Telefonat der Außenminister
Auf der Liste standen unter anderem Mercedes-Eigentümer Daimler, Chemiegigant BASF, eine Imbissbude der Spätkauf-Kette und ein Kebabstand. Doch jetzt zog die Türkei diese Liste formal über Interpol zurück, berichtet der "Spiegel."
Es handelte sich um ein Missverständnis, wie der türkische Außenminister Süleyman Soylu seinem deutschen Amtskollegen Thomas de Maizière in einem Telefongespräch kleinlaut mitteilte.
Tatsächlich werde gegen 140 türkische Unternehmen wegen des Verdachts der Steuerhinterziehung und der Terrorismusunterstützung ermittelt. Die deutschen Firmen auf der Liste hätten lediglich geschäftliche Beziehungen zu diesen Unternehmen unterhalten; es sei nie gegen sie ermittelt worden und das werde auch nicht geschehen.

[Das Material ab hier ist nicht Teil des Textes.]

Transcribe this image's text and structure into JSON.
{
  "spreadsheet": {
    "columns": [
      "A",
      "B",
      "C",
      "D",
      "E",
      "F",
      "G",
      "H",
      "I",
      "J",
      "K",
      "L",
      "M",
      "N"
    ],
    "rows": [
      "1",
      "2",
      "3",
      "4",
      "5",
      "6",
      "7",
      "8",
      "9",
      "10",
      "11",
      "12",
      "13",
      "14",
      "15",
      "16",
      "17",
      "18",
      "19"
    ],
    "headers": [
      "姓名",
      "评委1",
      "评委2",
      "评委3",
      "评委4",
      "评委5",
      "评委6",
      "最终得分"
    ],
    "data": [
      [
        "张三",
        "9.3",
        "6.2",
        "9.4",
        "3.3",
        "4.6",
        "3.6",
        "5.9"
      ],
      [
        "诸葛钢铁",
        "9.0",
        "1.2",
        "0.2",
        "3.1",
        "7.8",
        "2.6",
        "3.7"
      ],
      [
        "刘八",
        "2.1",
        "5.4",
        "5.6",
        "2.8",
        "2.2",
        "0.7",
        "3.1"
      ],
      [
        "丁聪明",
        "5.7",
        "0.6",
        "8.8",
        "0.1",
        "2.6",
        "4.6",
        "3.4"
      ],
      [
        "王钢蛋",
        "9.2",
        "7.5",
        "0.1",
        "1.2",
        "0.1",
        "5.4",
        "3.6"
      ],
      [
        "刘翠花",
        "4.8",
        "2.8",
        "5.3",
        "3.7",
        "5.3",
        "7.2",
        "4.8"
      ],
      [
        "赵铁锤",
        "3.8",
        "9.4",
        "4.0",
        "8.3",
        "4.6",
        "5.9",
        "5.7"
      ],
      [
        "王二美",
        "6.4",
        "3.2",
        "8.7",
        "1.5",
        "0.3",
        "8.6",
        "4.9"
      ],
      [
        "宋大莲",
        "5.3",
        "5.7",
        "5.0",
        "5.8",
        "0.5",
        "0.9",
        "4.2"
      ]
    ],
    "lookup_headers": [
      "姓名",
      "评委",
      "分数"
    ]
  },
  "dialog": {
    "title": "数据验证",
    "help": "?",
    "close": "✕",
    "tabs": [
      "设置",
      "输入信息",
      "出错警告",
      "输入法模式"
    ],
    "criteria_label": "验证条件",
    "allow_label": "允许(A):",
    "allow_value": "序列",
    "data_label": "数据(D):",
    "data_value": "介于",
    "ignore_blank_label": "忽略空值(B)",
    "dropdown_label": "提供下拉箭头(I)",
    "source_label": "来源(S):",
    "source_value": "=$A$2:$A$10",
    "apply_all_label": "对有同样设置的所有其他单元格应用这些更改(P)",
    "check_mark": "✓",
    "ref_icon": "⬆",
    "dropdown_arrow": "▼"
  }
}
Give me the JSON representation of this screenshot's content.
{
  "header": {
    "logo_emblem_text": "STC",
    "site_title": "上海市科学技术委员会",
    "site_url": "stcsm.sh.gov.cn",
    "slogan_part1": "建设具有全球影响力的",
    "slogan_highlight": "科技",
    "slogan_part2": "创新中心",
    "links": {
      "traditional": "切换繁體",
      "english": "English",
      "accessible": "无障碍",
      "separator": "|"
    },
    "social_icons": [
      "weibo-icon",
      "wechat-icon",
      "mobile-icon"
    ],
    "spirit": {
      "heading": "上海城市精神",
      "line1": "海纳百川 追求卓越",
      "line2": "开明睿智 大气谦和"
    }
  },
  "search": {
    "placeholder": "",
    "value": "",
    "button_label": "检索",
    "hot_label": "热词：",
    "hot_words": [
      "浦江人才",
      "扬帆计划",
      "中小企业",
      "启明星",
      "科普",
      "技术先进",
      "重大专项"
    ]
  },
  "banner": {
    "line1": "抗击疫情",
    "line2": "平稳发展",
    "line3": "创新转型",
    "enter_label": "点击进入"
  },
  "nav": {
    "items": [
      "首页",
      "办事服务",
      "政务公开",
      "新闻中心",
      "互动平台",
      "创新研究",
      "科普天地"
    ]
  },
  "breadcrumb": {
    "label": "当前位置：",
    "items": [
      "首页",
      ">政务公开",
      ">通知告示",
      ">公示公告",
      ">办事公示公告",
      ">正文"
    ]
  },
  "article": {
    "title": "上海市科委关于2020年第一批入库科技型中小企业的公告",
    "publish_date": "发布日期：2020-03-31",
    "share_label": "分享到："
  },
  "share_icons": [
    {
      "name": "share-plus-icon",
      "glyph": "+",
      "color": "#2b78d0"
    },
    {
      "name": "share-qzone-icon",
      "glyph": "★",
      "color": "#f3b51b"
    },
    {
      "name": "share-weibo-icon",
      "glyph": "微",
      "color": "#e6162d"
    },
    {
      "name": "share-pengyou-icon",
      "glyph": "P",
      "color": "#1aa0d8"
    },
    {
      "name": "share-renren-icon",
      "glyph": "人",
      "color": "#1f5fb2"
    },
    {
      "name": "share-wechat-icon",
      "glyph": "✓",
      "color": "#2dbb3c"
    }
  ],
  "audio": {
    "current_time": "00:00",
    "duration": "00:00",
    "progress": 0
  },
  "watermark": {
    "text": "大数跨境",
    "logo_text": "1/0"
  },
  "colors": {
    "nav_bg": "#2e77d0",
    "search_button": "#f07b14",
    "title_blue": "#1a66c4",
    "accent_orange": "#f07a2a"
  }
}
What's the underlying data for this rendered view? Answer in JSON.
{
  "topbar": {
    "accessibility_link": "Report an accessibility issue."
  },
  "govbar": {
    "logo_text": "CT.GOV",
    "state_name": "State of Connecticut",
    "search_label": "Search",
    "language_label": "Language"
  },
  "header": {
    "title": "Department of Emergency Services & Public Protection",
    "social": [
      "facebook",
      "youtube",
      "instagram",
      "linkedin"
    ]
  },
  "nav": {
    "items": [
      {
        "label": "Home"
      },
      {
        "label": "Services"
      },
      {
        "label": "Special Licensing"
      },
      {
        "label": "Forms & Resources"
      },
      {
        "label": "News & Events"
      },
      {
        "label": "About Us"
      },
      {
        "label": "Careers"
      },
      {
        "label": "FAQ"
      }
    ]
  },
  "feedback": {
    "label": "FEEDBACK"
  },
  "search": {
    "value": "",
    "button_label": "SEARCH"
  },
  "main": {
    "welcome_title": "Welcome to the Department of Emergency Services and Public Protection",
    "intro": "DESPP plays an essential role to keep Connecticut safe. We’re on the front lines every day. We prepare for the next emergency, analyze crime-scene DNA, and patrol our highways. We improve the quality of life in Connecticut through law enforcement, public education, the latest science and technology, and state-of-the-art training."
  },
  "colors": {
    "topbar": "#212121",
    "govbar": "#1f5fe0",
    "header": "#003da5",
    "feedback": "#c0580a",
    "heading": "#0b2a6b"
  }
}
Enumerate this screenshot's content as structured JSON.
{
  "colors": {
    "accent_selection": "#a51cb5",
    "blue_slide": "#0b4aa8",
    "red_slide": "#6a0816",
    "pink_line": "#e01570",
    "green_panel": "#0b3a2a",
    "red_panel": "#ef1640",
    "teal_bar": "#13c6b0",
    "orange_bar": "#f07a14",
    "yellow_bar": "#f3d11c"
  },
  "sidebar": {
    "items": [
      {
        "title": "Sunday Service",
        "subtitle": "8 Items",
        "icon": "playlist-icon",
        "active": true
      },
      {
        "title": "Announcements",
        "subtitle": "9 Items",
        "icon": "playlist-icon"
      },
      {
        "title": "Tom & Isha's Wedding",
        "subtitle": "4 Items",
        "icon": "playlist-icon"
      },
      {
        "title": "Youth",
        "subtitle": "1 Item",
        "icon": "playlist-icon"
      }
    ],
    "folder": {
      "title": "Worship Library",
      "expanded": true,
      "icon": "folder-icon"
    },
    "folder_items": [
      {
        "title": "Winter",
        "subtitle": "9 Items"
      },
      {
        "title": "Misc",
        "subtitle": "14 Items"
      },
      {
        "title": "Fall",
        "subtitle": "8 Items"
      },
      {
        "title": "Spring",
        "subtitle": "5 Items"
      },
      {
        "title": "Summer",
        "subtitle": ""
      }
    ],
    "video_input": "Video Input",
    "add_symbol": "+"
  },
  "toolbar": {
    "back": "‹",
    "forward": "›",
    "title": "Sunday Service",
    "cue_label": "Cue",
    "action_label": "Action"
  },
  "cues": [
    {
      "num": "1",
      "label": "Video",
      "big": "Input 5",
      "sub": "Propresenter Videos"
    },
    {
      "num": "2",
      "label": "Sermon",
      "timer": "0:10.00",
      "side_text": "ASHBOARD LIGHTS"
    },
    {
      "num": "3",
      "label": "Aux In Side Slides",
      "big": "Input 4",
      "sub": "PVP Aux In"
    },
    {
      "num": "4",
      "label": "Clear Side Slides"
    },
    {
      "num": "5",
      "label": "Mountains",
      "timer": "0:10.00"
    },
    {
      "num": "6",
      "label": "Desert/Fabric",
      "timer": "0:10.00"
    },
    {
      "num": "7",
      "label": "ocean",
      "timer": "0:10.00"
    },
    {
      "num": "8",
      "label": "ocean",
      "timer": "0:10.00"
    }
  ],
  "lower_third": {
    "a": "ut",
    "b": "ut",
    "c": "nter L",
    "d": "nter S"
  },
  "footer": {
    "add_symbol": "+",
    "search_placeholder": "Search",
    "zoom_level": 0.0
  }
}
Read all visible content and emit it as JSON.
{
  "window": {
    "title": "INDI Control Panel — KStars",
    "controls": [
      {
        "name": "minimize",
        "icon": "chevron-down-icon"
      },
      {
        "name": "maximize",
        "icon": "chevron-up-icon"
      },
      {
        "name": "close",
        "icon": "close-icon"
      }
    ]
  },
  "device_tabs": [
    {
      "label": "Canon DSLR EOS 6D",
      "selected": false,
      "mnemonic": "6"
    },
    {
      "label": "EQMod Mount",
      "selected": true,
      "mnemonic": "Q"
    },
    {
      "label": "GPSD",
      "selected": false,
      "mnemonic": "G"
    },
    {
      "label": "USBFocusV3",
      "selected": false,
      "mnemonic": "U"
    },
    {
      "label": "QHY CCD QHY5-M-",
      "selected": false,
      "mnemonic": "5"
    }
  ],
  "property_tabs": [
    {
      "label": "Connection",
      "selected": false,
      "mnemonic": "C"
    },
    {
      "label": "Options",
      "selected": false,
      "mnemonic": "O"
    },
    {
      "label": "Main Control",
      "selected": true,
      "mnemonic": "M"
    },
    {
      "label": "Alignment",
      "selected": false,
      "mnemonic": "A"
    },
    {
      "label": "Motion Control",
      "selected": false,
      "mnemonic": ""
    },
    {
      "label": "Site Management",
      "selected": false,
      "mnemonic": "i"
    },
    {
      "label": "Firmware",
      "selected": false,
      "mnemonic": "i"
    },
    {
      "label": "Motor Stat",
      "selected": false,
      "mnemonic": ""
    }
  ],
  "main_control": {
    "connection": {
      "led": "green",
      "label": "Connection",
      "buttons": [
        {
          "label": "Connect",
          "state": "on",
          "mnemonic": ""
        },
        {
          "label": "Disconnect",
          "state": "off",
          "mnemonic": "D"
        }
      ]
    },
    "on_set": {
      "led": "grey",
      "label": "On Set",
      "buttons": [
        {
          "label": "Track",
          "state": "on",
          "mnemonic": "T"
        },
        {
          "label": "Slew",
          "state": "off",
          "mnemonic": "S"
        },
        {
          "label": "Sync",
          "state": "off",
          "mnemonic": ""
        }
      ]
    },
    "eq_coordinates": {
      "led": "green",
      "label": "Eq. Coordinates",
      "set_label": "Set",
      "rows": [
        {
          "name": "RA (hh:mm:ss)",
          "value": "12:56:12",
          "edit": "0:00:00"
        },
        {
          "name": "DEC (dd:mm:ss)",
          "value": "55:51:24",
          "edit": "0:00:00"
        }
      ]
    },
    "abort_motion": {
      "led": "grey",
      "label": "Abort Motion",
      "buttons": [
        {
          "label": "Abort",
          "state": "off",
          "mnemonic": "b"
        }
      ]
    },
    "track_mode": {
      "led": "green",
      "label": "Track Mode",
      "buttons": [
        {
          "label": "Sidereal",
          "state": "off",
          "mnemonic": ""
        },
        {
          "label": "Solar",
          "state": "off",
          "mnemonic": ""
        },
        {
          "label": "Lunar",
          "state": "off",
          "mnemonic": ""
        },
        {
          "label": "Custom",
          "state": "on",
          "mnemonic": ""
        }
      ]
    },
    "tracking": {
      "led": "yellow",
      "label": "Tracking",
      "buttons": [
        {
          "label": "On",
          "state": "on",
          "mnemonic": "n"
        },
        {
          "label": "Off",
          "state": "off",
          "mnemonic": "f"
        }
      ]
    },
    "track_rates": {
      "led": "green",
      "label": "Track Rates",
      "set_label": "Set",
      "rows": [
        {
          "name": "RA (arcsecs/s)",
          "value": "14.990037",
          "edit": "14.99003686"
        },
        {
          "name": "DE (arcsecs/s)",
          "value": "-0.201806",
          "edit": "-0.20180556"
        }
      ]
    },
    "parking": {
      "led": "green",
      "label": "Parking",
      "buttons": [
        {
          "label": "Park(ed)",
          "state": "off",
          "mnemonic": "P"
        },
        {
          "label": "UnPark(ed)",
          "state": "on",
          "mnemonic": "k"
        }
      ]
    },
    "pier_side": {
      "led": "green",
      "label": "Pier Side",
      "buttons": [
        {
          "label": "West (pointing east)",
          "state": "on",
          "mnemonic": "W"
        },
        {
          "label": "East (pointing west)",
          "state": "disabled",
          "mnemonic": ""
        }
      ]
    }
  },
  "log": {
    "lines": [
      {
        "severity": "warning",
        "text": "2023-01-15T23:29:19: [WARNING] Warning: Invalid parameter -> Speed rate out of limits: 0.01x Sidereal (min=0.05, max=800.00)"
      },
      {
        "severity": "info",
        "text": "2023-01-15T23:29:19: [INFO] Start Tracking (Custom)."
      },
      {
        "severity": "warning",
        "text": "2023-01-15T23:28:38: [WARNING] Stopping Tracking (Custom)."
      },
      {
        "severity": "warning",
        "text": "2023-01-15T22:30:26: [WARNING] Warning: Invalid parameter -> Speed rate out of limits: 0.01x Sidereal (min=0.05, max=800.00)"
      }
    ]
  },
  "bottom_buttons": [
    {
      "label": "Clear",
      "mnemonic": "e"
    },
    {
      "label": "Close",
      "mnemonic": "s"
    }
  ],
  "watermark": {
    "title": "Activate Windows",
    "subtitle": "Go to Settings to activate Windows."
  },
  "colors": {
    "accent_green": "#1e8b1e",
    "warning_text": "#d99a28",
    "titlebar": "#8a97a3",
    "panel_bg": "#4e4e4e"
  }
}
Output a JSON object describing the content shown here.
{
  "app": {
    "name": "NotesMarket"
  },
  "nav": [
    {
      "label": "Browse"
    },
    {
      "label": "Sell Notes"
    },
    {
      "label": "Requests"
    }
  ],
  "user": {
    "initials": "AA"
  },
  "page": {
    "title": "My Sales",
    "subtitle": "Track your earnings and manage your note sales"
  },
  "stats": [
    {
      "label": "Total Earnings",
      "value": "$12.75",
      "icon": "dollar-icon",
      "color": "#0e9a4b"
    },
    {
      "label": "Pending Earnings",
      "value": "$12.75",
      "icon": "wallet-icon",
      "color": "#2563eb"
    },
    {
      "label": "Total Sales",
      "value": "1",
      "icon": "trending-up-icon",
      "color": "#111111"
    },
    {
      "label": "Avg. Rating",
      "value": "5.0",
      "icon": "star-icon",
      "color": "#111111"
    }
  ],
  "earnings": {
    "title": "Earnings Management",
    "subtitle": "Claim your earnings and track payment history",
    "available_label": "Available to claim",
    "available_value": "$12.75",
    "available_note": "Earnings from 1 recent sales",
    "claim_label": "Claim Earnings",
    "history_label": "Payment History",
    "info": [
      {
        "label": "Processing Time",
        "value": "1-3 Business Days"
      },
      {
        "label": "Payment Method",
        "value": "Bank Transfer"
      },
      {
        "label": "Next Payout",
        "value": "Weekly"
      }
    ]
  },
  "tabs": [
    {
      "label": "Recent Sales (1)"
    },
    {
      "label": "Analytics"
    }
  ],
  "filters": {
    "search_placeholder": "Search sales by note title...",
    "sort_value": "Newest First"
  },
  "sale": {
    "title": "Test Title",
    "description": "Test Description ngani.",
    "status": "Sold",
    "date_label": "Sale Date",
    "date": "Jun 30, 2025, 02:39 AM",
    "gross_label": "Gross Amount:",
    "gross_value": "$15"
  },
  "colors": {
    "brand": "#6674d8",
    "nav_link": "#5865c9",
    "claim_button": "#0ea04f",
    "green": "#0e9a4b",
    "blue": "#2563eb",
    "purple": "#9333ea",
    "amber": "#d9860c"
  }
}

Rückzieher nach Breitseite von Gabiel
Der Umfaller kommt nur kurz nachdem Deutschlands Innenminister Sigmar Gabriel eine "Neuausrichtung" der Politik gegenüber Ankara in Aussicht gestellt hat – und zwar zum Nachteil der Türkei. Auslöser war die Inhaftierung des deutschen Menschenrechtsaktivisten Peter Steudtner in der Türkei. Kredite und Hilfsgelder sollen eingestellt werden. Die Reisehinweise für das Land wurden verschärft, deutschen Firmen riet Gabriel von Investitionen und Geschäften in der Türkei ab. Somit trifft Deutschland Erdogan dort, wo es am meisten weh tut – im Geldbörserl. (jm)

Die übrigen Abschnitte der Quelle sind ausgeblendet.